Linear dimensionality reduction using Singular Value Decomposition of the data to project it to a lower dimensional space.

This is an implementation of dimension reduction through PCA.

import numpy as np
import matplotlib.pyplot as plt
from mpl_toolkits.mplot3d import Axes3D
from sklearn.datasets import make_blobs

X, y = make_blobs(n_samples=5000, n_features=3, centers=[ [0,0,0], [1,1,1], [2,2,2], [3,3,3]],
    cluster_std=[0.1, 0.2, 0.2, 0.3], random_state =9)
fig = plt.figure()
ax = Axes3D(fig, rect=[0, 0, 1, 1], elev=30, azim=20)
plt.scatter(X[:, 0], X[:, 1], X[:, 2],marker='o')
plt.show()

from sklearn.decomposition import PCA
pca = PCA(n_components=3)
pca.fit(X)
print (pca.explained_variance_ratio_)
print (pca.explained_variance_)

pca = PCA(n_components=2)
pca.fit(X)
print (pca.explained_variance_ratio_)
print (pca.explained_variance_)

X_new = pca.transform(X)
plt.scatter(X_new[:, 0], X_new[:, 1],marker='o')
plt.show()

We output the variance of each dimension before and after dimension reduction, and then compare it.

In the dimension with the minimum variance, we neglect it to a certain extent, and get the dimension after dimension reduction.

After dimension reduction of multi-dimensional image, we get the following two-dimensional feature image according to the original image features.
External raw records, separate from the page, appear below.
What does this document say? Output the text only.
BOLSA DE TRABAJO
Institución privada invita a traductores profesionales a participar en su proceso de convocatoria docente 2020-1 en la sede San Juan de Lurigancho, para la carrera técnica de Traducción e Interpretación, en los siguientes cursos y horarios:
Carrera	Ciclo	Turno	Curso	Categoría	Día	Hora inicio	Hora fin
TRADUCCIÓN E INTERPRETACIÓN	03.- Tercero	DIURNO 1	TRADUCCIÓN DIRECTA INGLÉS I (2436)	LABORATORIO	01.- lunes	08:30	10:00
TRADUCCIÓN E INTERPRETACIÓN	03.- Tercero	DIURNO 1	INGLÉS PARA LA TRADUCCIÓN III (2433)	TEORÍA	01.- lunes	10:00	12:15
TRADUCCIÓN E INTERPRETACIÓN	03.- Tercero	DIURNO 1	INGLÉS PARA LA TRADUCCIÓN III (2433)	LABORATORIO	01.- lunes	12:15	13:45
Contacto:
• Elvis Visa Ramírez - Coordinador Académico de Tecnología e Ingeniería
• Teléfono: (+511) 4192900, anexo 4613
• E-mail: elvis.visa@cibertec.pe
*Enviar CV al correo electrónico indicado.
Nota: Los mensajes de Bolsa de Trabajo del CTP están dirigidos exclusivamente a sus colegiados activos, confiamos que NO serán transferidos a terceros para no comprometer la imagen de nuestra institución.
Locally Linear Embedding(LLE)

import numpy as np
import matplotlib.pyplot as plt
from mpl_toolkits.mplot3d import Axes3D
from sklearn import manifold, datasets
from sklearn.utils import check_random_state

n_samples = 500
random_state = check_random_state(0)
p = random_state.rand(n_samples) * (2 * np.pi - 0.55)
t = random_state.rand(n_samples) * np.pi

indices = ((t < (np.pi - (np.pi / 8))) & (t > ((np.pi / 8))))
colors = p[indices]
x, y, z = np.sin(t[indices]) * np.cos(p[indices]), \
    np.sin(t[indices]) * np.sin(p[indices]), \
    np.cos(t[indices])

fig = plt.figure()
ax = Axes3D(fig, elev=30, azim=-20)
ax.scatter(x, y, z, c=p[indices], marker='o', cmap=plt.cm.rainbow)
plt.show()

train_data = np.array([x, y, z]).T

for index, k in enumerate((5,10,20,30)):
    plt.subplot(2,2,index+1)
    trans_data = manifold.LocallyLinearEmbedding(n_neighbors = k,
        n_components = 2,method='standard').fit_transform(train_data)
    plt.scatter(trans_data[:, 0], trans_data[:, 1], marker='o', c=colors)
    plt.text(.99, .01, ('LLE: k=%d' % (k)),transform=plt.gca().transAxes, size=10,horizontalalignment='right')
plt.show()

In the same algorithm, the larger the number of k-nearest neighbors, the better the effect of dimensionality reduction visualization.

Of course, there is no free lunch, better dimensionality reduction visualization means more algorithm running time.